HUMAN RIGHTS - February 7, 2008

The accomplishments of the American Experiment are fading everywhere in the world. Not only in the US, but in every country where it has been taken up as a model. Even the Brits, who live with the illusion that we got it from them, are eroding the belief that a rigid adherence to a principled code of governmental restraint is less costly in human values than the temptation to yield to the exigencies of the moment, notably in the seductive search for absolute security. It is traditional in US to quote B. Franklin as the author of the adage that those who are willing to abandon the strictures of Liberty in the pursuit of security are unlikely to achieve much of either. I had always heard it attributed to Tom Paine. But the doctrine was always credited to the French Enlightenment in my high school, where Voltaire, Rousseau, Montesquieu and others were the thinkers cited.

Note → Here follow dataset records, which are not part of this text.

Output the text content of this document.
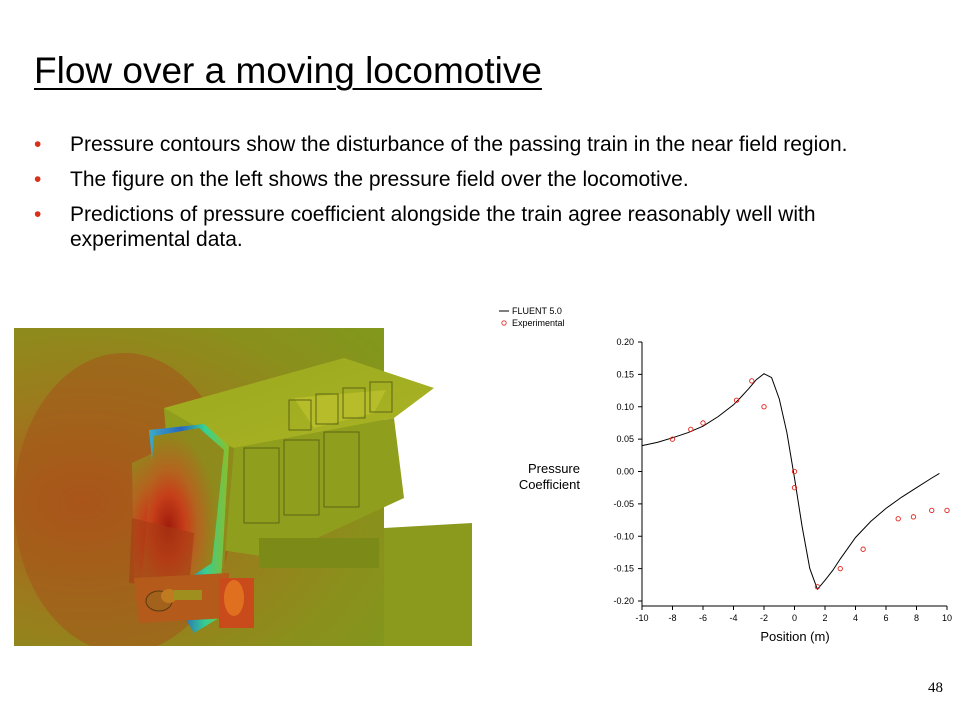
Flow over a moving locomotive
• Pressure contours show the disturbance of the passing train in the near field region.
• The figure on the left shows the pressure field over the locomotive.
• Predictions of pressure coefficient alongside the train agree reasonably well with experimental data.
FLUENT 5.0
Experimental
Pressure
Coefficient
Position (m)
0.20
0.15
0.10
0.05
0.00
-0.05
-0.10
-0.15
-0.20
-10 -8 -6 -4 -2	0	2	4	6	8	10
48
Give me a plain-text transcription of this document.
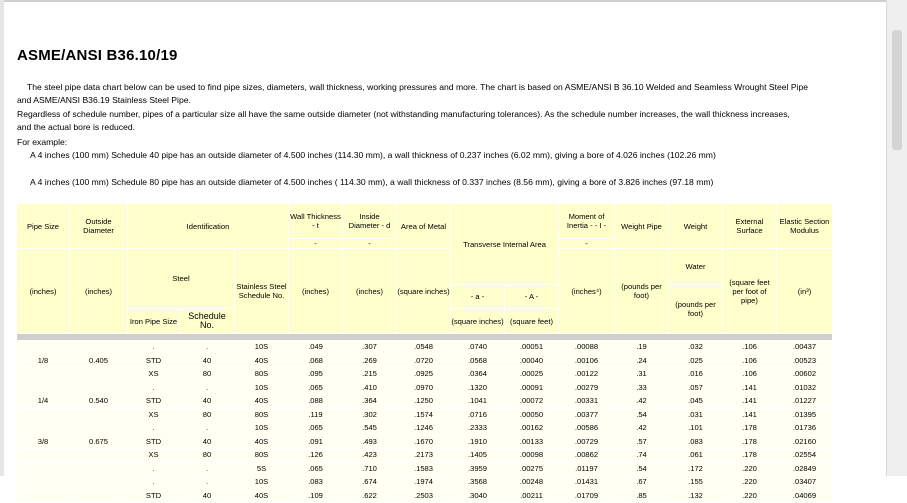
ASME/ANSI B36.10/19
The steel pipe data chart below can be used to find pipe sizes, diameters, wall thickness, working pressures and more. The chart is based on ASME/ANSI B 36.10 Welded and Seamless Wrought Steel Pipe
and ASME/ANSI B36.19 Stainless Steel Pipe.
Regardless of schedule number, pipes of a particular size all have the same outside diameter (not withstanding manufacturing tolerances). As the schedule number increases, the wall thickness increases,
and the actual bore is reduced.
For example:
A 4 inches (100 mm) Schedule 40 pipe has an outside diameter of 4.500 inches (114.30 mm), a wall thickness of 0.237 inches (6.02 mm), giving a bore of 4.026 inches (102.26 mm)
A 4 inches (100 mm) Schedule 80 pipe has an outside diameter of 4.500 inches ( 114.30 mm), a wall thickness of 0.337 inches (8.56 mm), giving a bore of 3.826 inches (97.18 mm)
Pipe Size	Outside Diameter	Identification			Wall Thickness - t	Inside Diameter - d	Area of Metal	Transverse Internal Area		Moment of Inertia - - I -	Weight Pipe	Weight	External Surface	Elastic Section Modulus
					-	-				-				
(inches)	(inches)	Steel		Stainless Steel Schedule No.	(inches)	(inches)	(square inches)			(inches⁴)	(pounds per foot)	Water	(square feet per foot of pipe)	(in³)
								- a -	- A -			(pounds per foot)		
		Iron Pipe Size	Schedule No.					(square inches)	(square feet)					

		.	.	10S	.049	.307	.0548	.0740	.00051	.00088	.19	.032	.106	.00437
1/8	0.405	STD	40	40S	.068	.269	.0720	.0568	.00040	.00106	.24	.025	.106	.00523
		XS	80	80S	.095	.215	.0925	.0364	.00025	.00122	.31	.016	.106	.00602
		.	.	10S	.065	.410	.0970	.1320	.00091	.00279	.33	.057	.141	.01032
1/4	0.540	STD	40	40S	.088	.364	.1250	.1041	.00072	.00331	.42	.045	.141	.01227
		XS	80	80S	.119	.302	.1574	.0716	.00050	.00377	.54	.031	.141	.01395
		.	.	10S	.065	.545	.1246	.2333	.00162	.00586	.42	.101	.178	.01736
3/8	0.675	STD	40	40S	.091	.493	.1670	.1910	.00133	.00729	.57	.083	.178	.02160
		XS	80	80S	.126	.423	.2173	.1405	.00098	.00862	.74	.061	.178	.02554
		.	.	5S	.065	.710	.1583	.3959	.00275	.01197	.54	.172	.220	.02849
		.	.	10S	.083	.674	.1974	.3568	.00248	.01431	.67	.155	.220	.03407
		STD	40	40S	.109	.622	.2503	.3040	.00211	.01709	.85	.132	.220	.04069
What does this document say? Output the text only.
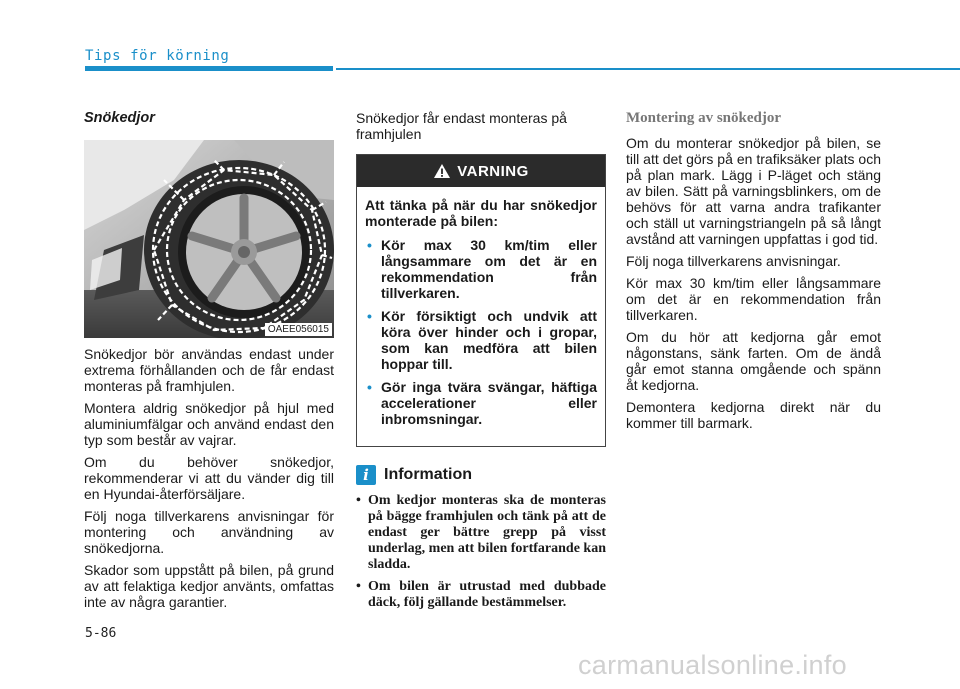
Tips för körning
Snökedjor
OAEE056015
Snökedjor bör användas endast under extrema förhållanden och de får endast monteras på framhjulen.
Montera aldrig snökedjor på hjul med aluminiumfälgar och använd endast den typ som består av vajrar.
Om du behöver snökedjor, rekommenderar vi att du vänder dig till en Hyundai-återförsäljare.
Följ noga tillverkarens anvisningar för montering och användning av snökedjorna.
Skador som uppstått på bilen, på grund av att felaktiga kedjor använts, omfattas inte av några garantier.
Snökedjor får endast monteras på framhjulen
VARNING
Att tänka på när du har snökedjor monterade på bilen:
• Kör max 30 km/tim eller långsammare om det är en rekommendation från tillverkaren.
• Kör försiktigt och undvik att köra över hinder och i gropar, som kan medföra att bilen hoppar till.
• Gör inga tvära svängar, häftiga accelerationer eller inbromsningar.
i Information
• Om kedjor monteras ska de monteras på bägge framhjulen och tänk på att de endast ger bättre grepp på visst underlag, men att bilen fortfarande kan sladda.
• Om bilen är utrustad med dubbade däck, följ gällande bestämmelser.
Montering av snökedjor
Om du monterar snökedjor på bilen, se till att det görs på en trafiksäker plats och på plan mark. Lägg i P-läget och stäng av bilen. Sätt på varningsblinkers, om de behövs för att varna andra trafikanter och ställ ut varningstriangeln på så långt avstånd att varningen uppfattas i god tid.
Följ noga tillverkarens anvisningar.
Kör max 30 km/tim eller långsammare om det är en rekommendation från tillverkaren.
Om du hör att kedjorna går emot någonstans, sänk farten. Om de ändå går emot stanna omgående och spänn åt kedjorna.
Demontera kedjorna direkt när du kommer till barmark.
5-86
carmanualsonline.info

In the days of the Cold War, Stalin’s USSR always attempted to excuse their police state by pointing to the assault on their attempt at Socialism by the powerful capitalist countries in the West but we, living on the supposed doctrine of rigid adherence to Liberty at whatever risk, scorned their alibis. But today the Cheney administration makes the same false claim for its new police state, and there is no longer an iconic libertarian state anywhere in the world to shame others into following the Torch of the Enlightenment. In Parliament this week, the mob spirit that lurks in the shadows of every constitutional government has risen to say that the interchange between citizens and their elected representatives should no longer carry a shield against police surveillance, even secret bugging. In this situation, the smarmy advocates of the police state use the supposed sanctity of the supposedly privileged relationship to tempt their quarries into behaving like free men & women instead of hiding their opinions from the thought police. They thus make the Constitution a bait for the unwary, a means of depriving them of the caution they should always exercise when they are under the gaze of the unprincipled, whether the agents of the Tsar, the special branch or W’s CIA.